On Thursday October 19th, it was my pleasure to once again host the Elko Roundtable. My co-host for the event was my good friend Rick Frechette. My little joke was that I was the host and he was the co-host. This year, the gathering was intimate, and participation was very active. In the day-long event, we discussed the topic, “Geotechnical Mine Designs Under the New Global Microscope”. The topic was developed after the fairly shocking failures of tailings facilities in Brazil.
The purpose of the Roundtable is to freely exchange ideas and information. This type of forum tends to provide a much less inhibited format for discussion, when compared with traditional conferences and symposia. In the Roundtable format lively discussions are encouraged, and we often go down into a lot of rabbit holes.

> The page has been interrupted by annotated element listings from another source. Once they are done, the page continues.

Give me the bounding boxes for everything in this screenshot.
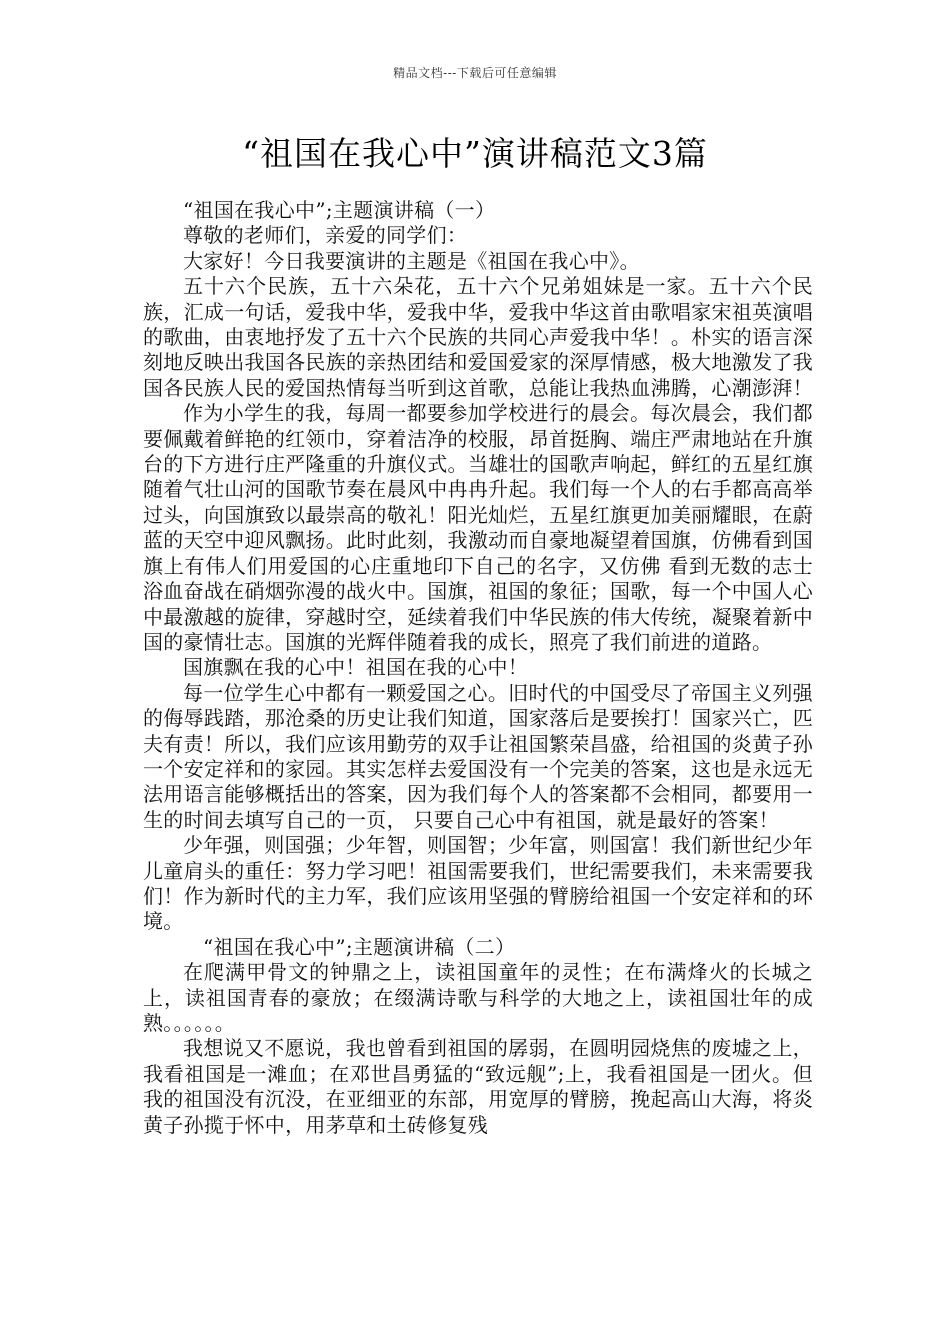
document-body: [143, 198, 813, 1138]
salutation: 尊敬的老师们，亲爱的同学们：: [183, 223, 468, 248]
paragraph: 国旗飘在我的心中！祖国在我的心中！: [183, 655, 529, 680]
page-header: 精品文档---下载后可任意编辑: [393, 66, 557, 80]
paragraph: 五十六个民族，五十六朵花，五十六个兄弟姐妹是一家。五十六个民族，汇成一句话，爱我中华，爱我中华，爱我中华这首由歌唱家宋祖英演唱的歌曲，由衷地抒发了五十六个民族的共同心声爱我中华！。朴实的语言深刻地反映出我国各民族的亲热团结和爱国爱家的深厚情感，极大地激发了我国各民族人民的爱国热情每当听到这首歌，总能让我热血沸腾，心潮澎湃！: [143, 274, 813, 400]
paragraph: 少年强，则国强；少年智，则国智；少年富，则国富！我们新世纪少年儿童肩头的重任：努力学习吧！祖国需要我们，世纪需要我们，未来需要我们！作为新时代的主力军，我们应该用坚强的臂膀给祖国一个安定祥和的环境。: [143, 833, 813, 934]
paragraph: 每一位学生心中都有一颗爱国之心。旧时代的中国受尽了帝国主义列强的侮辱践踏，那沧桑的历史让我们知道，国家落后是要挨打！国家兴亡，匹夫有责！所以，我们应该用勤劳的双手让祖国繁荣昌盛，给祖国的炎黄子孙一个安定祥和的家园。其实怎样去爱国没有一个完美的答案，这也是永远无法用语言能够概括出的答案，因为我们每个人的答案都不会相同，都要用一生的时间去填写自己的一页， 只要自己心中有祖国，就是最好的答案！: [143, 680, 813, 832]
section-heading-1: “祖国在我心中”;主题演讲稿（一）: [183, 198, 496, 222]
paragraph: 在爬满甲骨文的钟鼎之上，读祖国童年的灵性；在布满烽火的长城之上，读祖国青春的豪放；在缀满诗歌与科学的大地之上，读祖国壮年的成熟。。。。。。: [143, 960, 813, 1035]
section-heading-2: “祖国在我心中”;主题演讲稿（二）: [203, 934, 516, 959]
document-title: “祖国在我心中”演讲稿范文3篇: [242, 134, 708, 173]
paragraph: 我想说又不愿说，我也曾看到祖国的孱弱，在圆明园烧焦的废墟之上，我看祖国是一滩血；在邓世昌勇猛的“致远舰”;上，我看祖国是一团火。但我的祖国没有沉没，在亚细亚的东部，用宽厚的臂膀，挽起高山大海，将炎黄子孙揽于怀中，用茅草和土砖修复残: [143, 1036, 813, 1137]
paragraph: 作为小学生的我，每周一都要参加学校进行的晨会。每次晨会，我们都要佩戴着鲜艳的红领巾，穿着洁净的校服，昂首挺胸、端庄严肃地站在升旗台的下方进行庄严隆重的升旗仪式。当雄壮的国歌声响起，鲜红的五星红旗随着气壮山河的国歌节奏在晨风中冉冉升起。我们每一个人的右手都高高举过头，向国旗致以最崇高的敬礼！阳光灿烂，五星红旗更加美丽耀眼，在蔚蓝的天空中迎风飘扬。此时此刻，我激动而自豪地凝望着国旗，仿佛看到国旗上有伟人们用爱国的心庄重地印下自己的名字，又仿佛 看到无数的志士浴血奋战在硝烟弥漫的战火中。国旗，祖国的象征；国歌，每一个中国人心中最激越的旋律，穿越时空，延续着我们中华民族的伟大传统，凝聚着新中国的豪情壮志。国旗的光辉伴随着我的成长，照亮了我们前进的道路。: [143, 401, 813, 654]
paragraph: 大家好！今日我要演讲的主题是《祖国在我心中》。: [183, 248, 640, 273]
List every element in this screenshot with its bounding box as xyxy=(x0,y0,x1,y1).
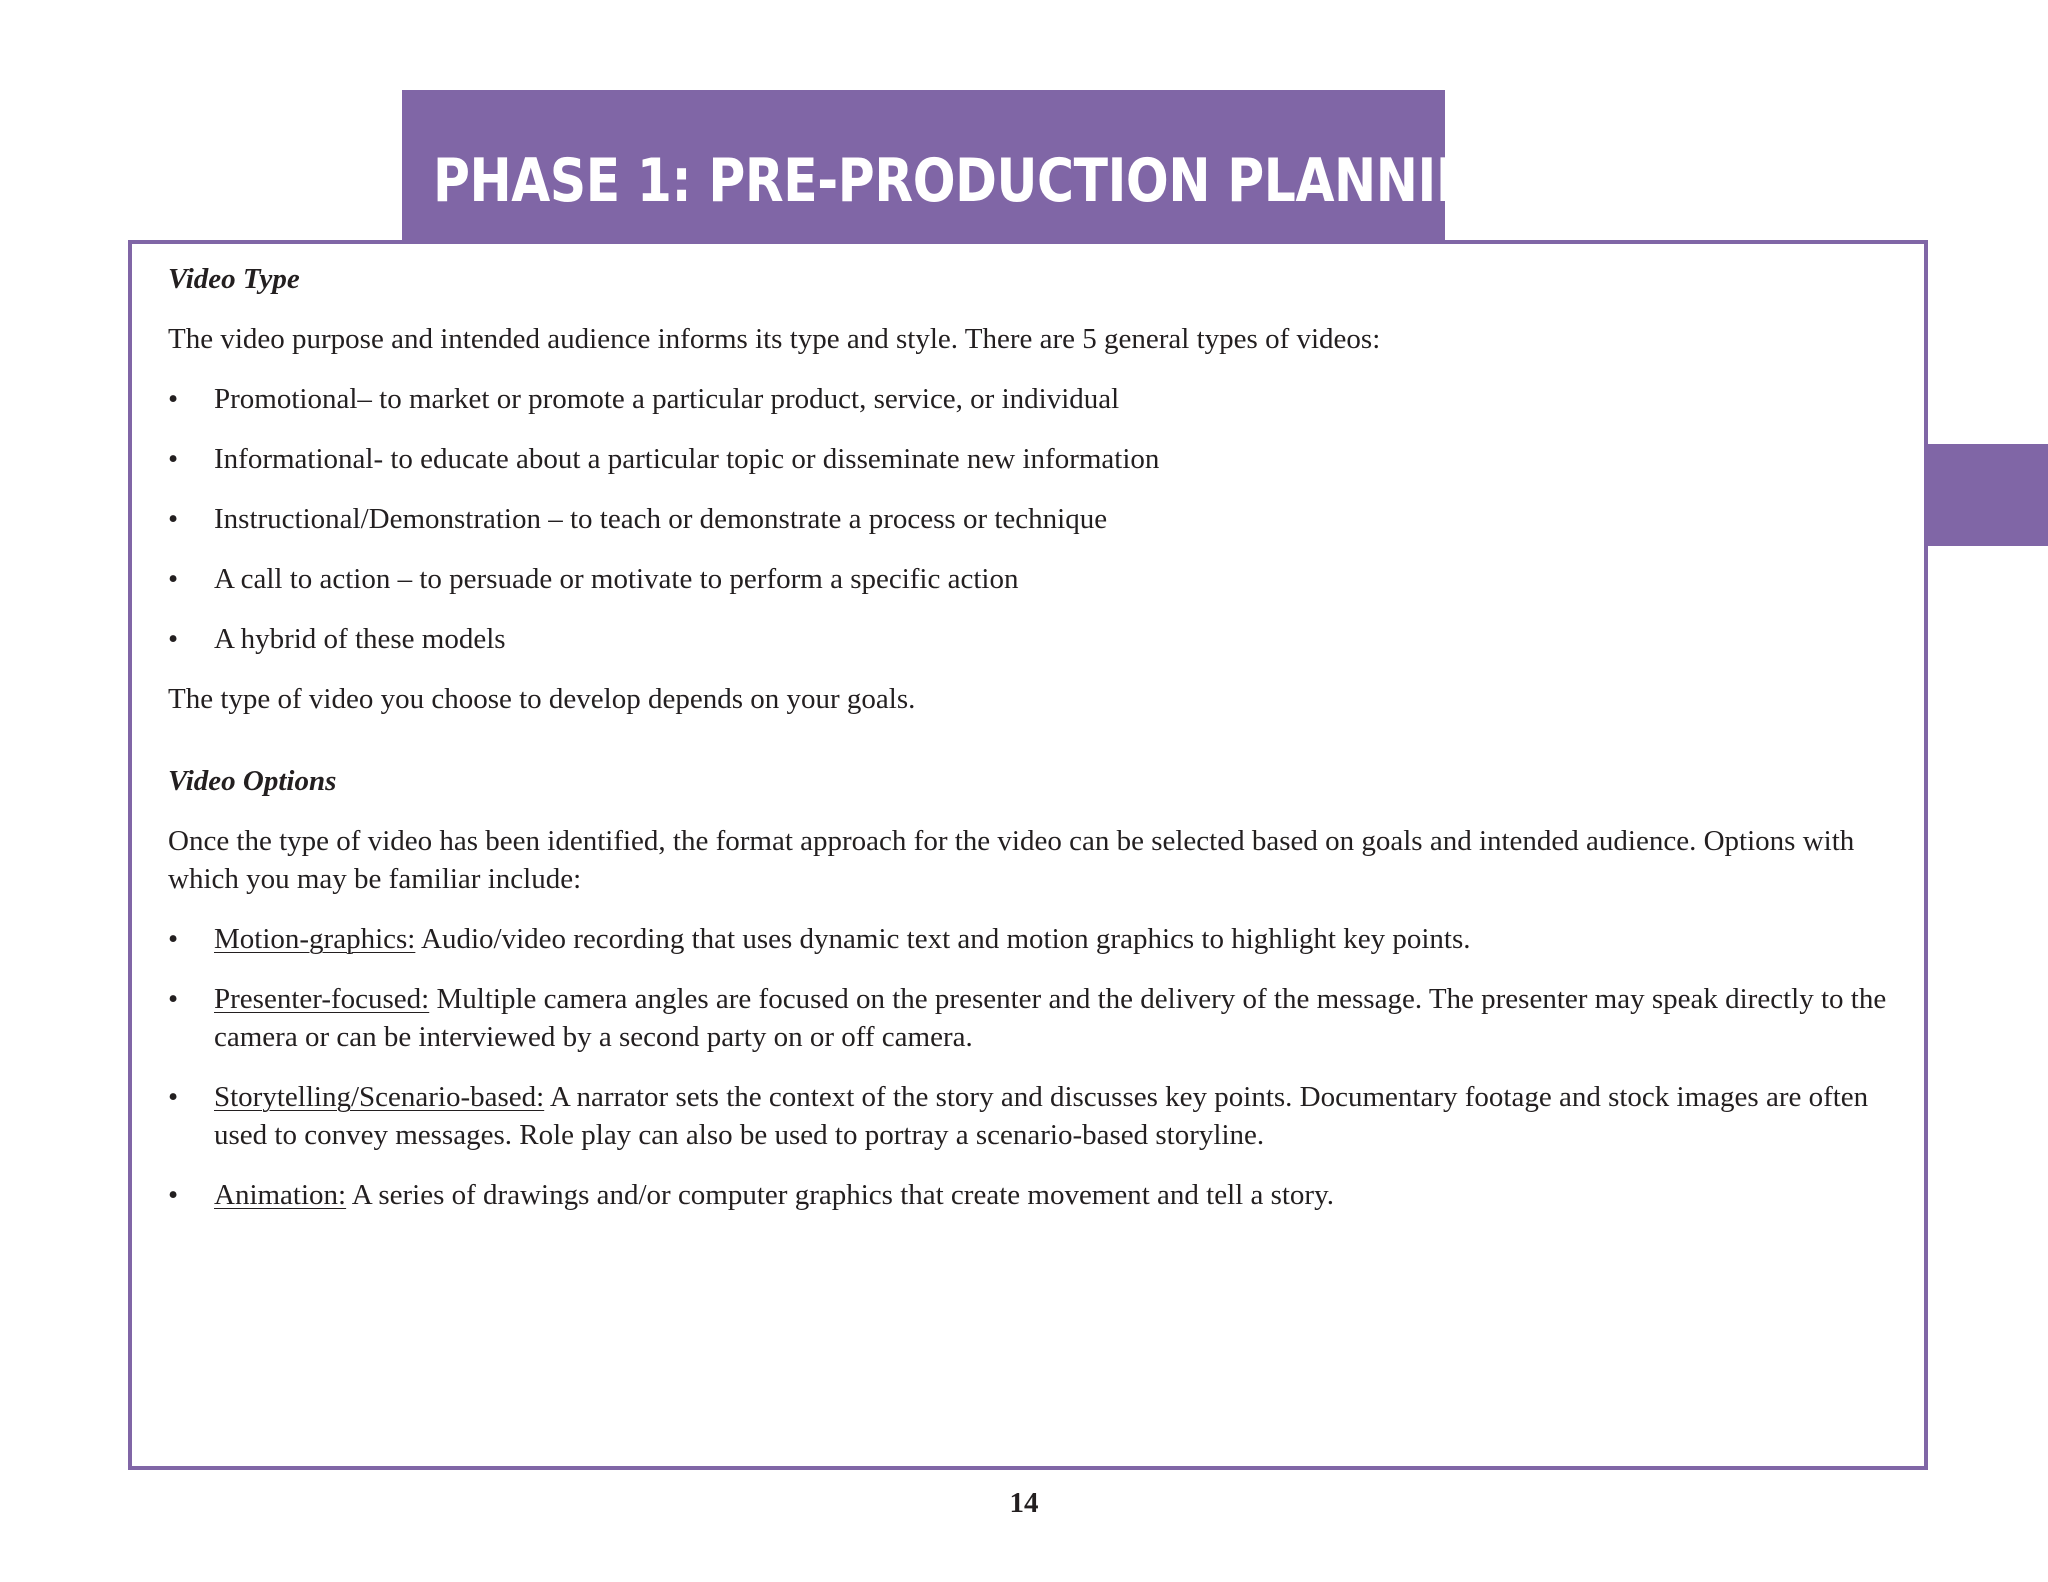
video-type-item-text: A hybrid of these models xyxy=(214,623,506,655)
video-option-description: A series of drawings and/or computer graphics that create movement and tell a story. xyxy=(346,1179,1334,1211)
bullet-icon: • xyxy=(168,563,179,595)
video-type-list xyxy=(168,380,1888,658)
video-options-intro: Once the type of video has been identified, the format approach for the video can be selected based on goals and intended audience. Options with which you may be familiar include: xyxy=(168,825,1855,895)
video-option-term: Motion-graphics: xyxy=(214,923,416,955)
video-type-closing: The type of video you choose to develop depends on your goals. xyxy=(168,683,916,715)
bullet-icon: • xyxy=(168,923,179,955)
video-type-item-text: Informational- to educate about a particular topic or disseminate new information xyxy=(214,443,1160,475)
video-option-animation xyxy=(168,1176,1888,1214)
bullet-icon: • xyxy=(168,623,179,655)
bullet-icon: • xyxy=(168,1081,179,1113)
video-option-description: Audio/video recording that uses dynamic text and motion graphics to highlight key points. xyxy=(415,923,1471,955)
video-option-presenter-focused xyxy=(168,980,1888,1056)
video-options-list xyxy=(168,920,1888,1214)
section-spacer xyxy=(168,740,1888,762)
video-options-heading: Video Options xyxy=(168,765,337,797)
video-option-description: Multiple camera angles are focused on the presenter and the delivery of the message. The presenter may speak directly to the camera or can be interviewed by a second party on or off camera. xyxy=(214,983,1887,1053)
bullet-icon: • xyxy=(168,983,179,1015)
bullet-icon: • xyxy=(168,503,179,535)
video-type-heading: Video Type xyxy=(168,263,300,295)
video-type-item-hybrid xyxy=(168,620,1888,658)
video-option-description: A narrator sets the context of the story and discusses key points. Documentary footage and stock images are often used to convey messages. Role play can also be used to portray a scenario-based storyline. xyxy=(214,1081,1869,1151)
title-banner xyxy=(402,90,1519,242)
video-type-item-call-to-action xyxy=(168,560,1888,598)
main-content xyxy=(168,260,1888,1236)
video-option-storytelling xyxy=(168,1078,1888,1154)
video-option-term: Presenter-focused: xyxy=(214,983,430,1015)
video-type-item-text: Instructional/Demonstration – to teach or demonstrate a process or technique xyxy=(214,503,1108,535)
page-number: 14 xyxy=(1009,1487,1039,1519)
video-type-item-promotional xyxy=(168,380,1888,418)
bullet-icon: • xyxy=(168,443,179,475)
video-type-intro: The video purpose and intended audience informs its type and style. There are 5 general types of videos: xyxy=(168,323,1381,355)
bullet-icon: • xyxy=(168,383,179,415)
video-option-motion-graphics xyxy=(168,920,1888,958)
bullet-icon: • xyxy=(168,1179,179,1211)
page-title: PHASE 1: PRE-PRODUCTION PLANNING xyxy=(433,146,1519,216)
side-tab-marker xyxy=(1926,444,2048,546)
video-type-item-informational xyxy=(168,440,1888,478)
video-type-item-text: A call to action – to persuade or motivate to perform a specific action xyxy=(214,563,1019,595)
video-option-term: Animation: xyxy=(214,1179,347,1211)
video-option-term: Storytelling/Scenario-based: xyxy=(214,1081,545,1113)
video-type-item-text: Promotional– to market or promote a particular product, service, or individual xyxy=(214,383,1120,415)
video-type-item-instructional xyxy=(168,500,1888,538)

During the Roundtable, I gave presentations on two topics, “The Role of the Engineer of Record in Mine Waste Stewardship”, and, “Filtered Tailings Design, Concepts and Random Thoughts”. The presentation on the role of the Engineer of Record (EoR) generated a lot of conversation. That presentation was based on a similar presentation that I was invited to give to the New York City chapter of the SME, during their annual Mine Finance conference in 2015. In my own very personal opinion, an engineer should not be considered the EoR unless they are involved with not only the design and construction, but also the operation of the tailings facility, including receiving instrumentation reading on a regular basis and being advised of any operational changes to the facility.
The initial Elko Roundtable took place in 2005. Previous Roundtable discussions pertained to:
1. Heap leach pad design, construction, and operation;
2. Design, construction, and operation of tailings storage facilities;
3. Site-wide water considerations;
4. Mine closure and cover design;
5. Strides toward sustainability in mining;
6. High-density tailings, paste, and filtered tailings;
7. Acid rock drainage for engineers and environmental scientists;
8. Material co-disposal/co-placement in the mining industry;
9. Innovations in Heap Leaching and Mine Waste Management;
10. Geotechnical Design – Constructability as a Guiding Practice;
11. Site-Wide Closure, Planning and Management, and;
12. Risk-Based Geotechnical Design in the Mining Industry.
Like I said, we go down a lot of rabbit holes at the Roundtable. At one point I relayed a recent news article about a person who was given a cease and desist order to stop them from identifying themselves as an “engineer” when they were not a registered Professional Engineer. That person took the engineering board to court stating that this cease and desist order violated his right to free speech. He won the lawsuit. Such a crazy world. The Nevada courts can’t even decide what a year is.
Typically, the proceedings of the discussion are sanitized and generated into a narrative which is shared with the group, and then published. Several of the previous proceedings have been published in Mining Engineering Magazine. We will see if Rick and I can accomplish that for this year’s event. We appreciate the participation of all of the attendees and look forward to hosting next year’s event.